Wall Street Journal (US edition) has an article today ‘Better Virtual Meetings’ in which it says:
A new generation of high-end video-conference systems is facilitating virtual meetings that users say are almost like being there — especially compared with conventional systems plagued by jerky video and speech that isn’t synchronized with lip movements.
This article talks about emerging telepresence technology using high-end cameras, dedicated bandwidth, and good display systems. Such systems can be useful in reducing travel. But this area has potential in many applications and really does not have to be that high end also. Another important thing is that these ststems — as described in this article — are still based on ‘communication’ technology primarily. They do not take advantage of computing and the convergence of computing and communication. The real benefits of telepresence will emerge when this convergence is really utilized. When you start considering all sensor data just as data and use computing approaches on those, interesting things start happening. And that’s where the true advantages for many applications may emerge.
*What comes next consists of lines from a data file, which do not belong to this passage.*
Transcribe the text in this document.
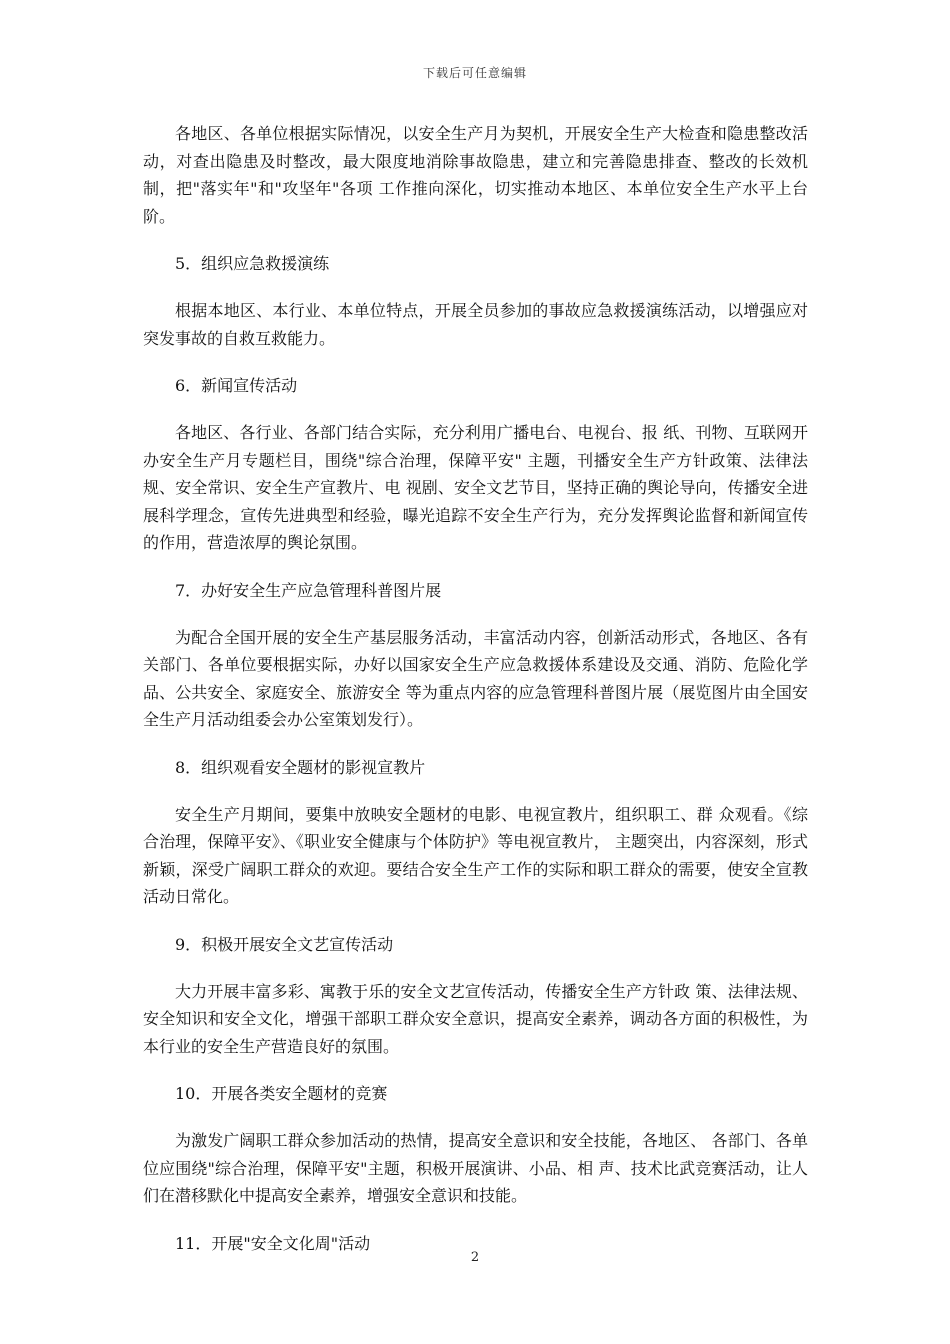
下载后可任意编辑

各地区、各单位根据实际情况，以安全生产月为契机，开展安全生产大检查和隐患整改活动，对查出隐患及时整改，最大限度地消除事故隐患，建立和完善隐患排查、整改的长效机制，把"落实年"和"攻坚年"各项 工作推向深化，切实推动本地区、本单位安全生产水平上台阶。

5．组织应急救援演练

根据本地区、本行业、本单位特点，开展全员参加的事故应急救援演练活动，以增强应对突发事故的自救互救能力。

6．新闻宣传活动

各地区、各行业、各部门结合实际，充分利用广播电台、电视台、报 纸、刊物、互联网开办安全生产月专题栏目，围绕"综合治理，保障平安" 主题，刊播安全生产方针政策、法律法规、安全常识、安全生产宣教片、电 视剧、安全文艺节目，坚持正确的舆论导向，传播安全进展科学理念，宣传先进典型和经验，曝光追踪不安全生产行为，充分发挥舆论监督和新闻宣传的作用，营造浓厚的舆论氛围。

7．办好安全生产应急管理科普图片展

为配合全国开展的安全生产基层服务活动，丰富活动内容，创新活动形式，各地区、各有关部门、各单位要根据实际，办好以国家安全生产应急救援体系建设及交通、消防、危险化学品、公共安全、家庭安全、旅游安全 等为重点内容的应急管理科普图片展（展览图片由全国安全生产月活动组委会办公室策划发行）。

8．组织观看安全题材的影视宣教片

安全生产月期间，要集中放映安全题材的电影、电视宣教片，组织职工、群 众观看。《综合治理，保障平安》、《职业安全健康与个体防护》等电视宣教片， 主题突出，内容深刻，形式新颖，深受广阔职工群众的欢迎。要结合安全生产工作的实际和职工群众的需要，使安全宣教活动日常化。

9．积极开展安全文艺宣传活动

大力开展丰富多彩、寓教于乐的安全文艺宣传活动，传播安全生产方针政 策、法律法规、安全知识和安全文化，增强干部职工群众安全意识，提高安全素养，调动各方面的积极性，为本行业的安全生产营造良好的氛围。

10．开展各类安全题材的竞赛

为激发广阔职工群众参加活动的热情，提高安全意识和安全技能，各地区、 各部门、各单位应围绕"综合治理，保障平安"主题，积极开展演讲、小品、相 声、技术比武竞赛活动，让人们在潜移默化中提高安全素养，增强安全意识和技能。

11．开展"安全文化周"活动

2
Telepresence is definitely an attractive area and is in its early infancy. In fact in a retreat of Multimedia researchers in November 2003, this area was considered to be a major challenge. That report is available in ACM Transactions (TOMCCAP) [subscriptions required]. Major applications of this will first emerge in entertainment, healthcare, and business. I see this as the way we will communicate and interact in a decade or two. I also believe that the current models will be replaced by IP base approaches.
This whole area is very exciting.
(Disclosure: I am establishing a program in this area at UCI with Athina Markopoulou. I did much research in this area about 10 year ago at UCSD.)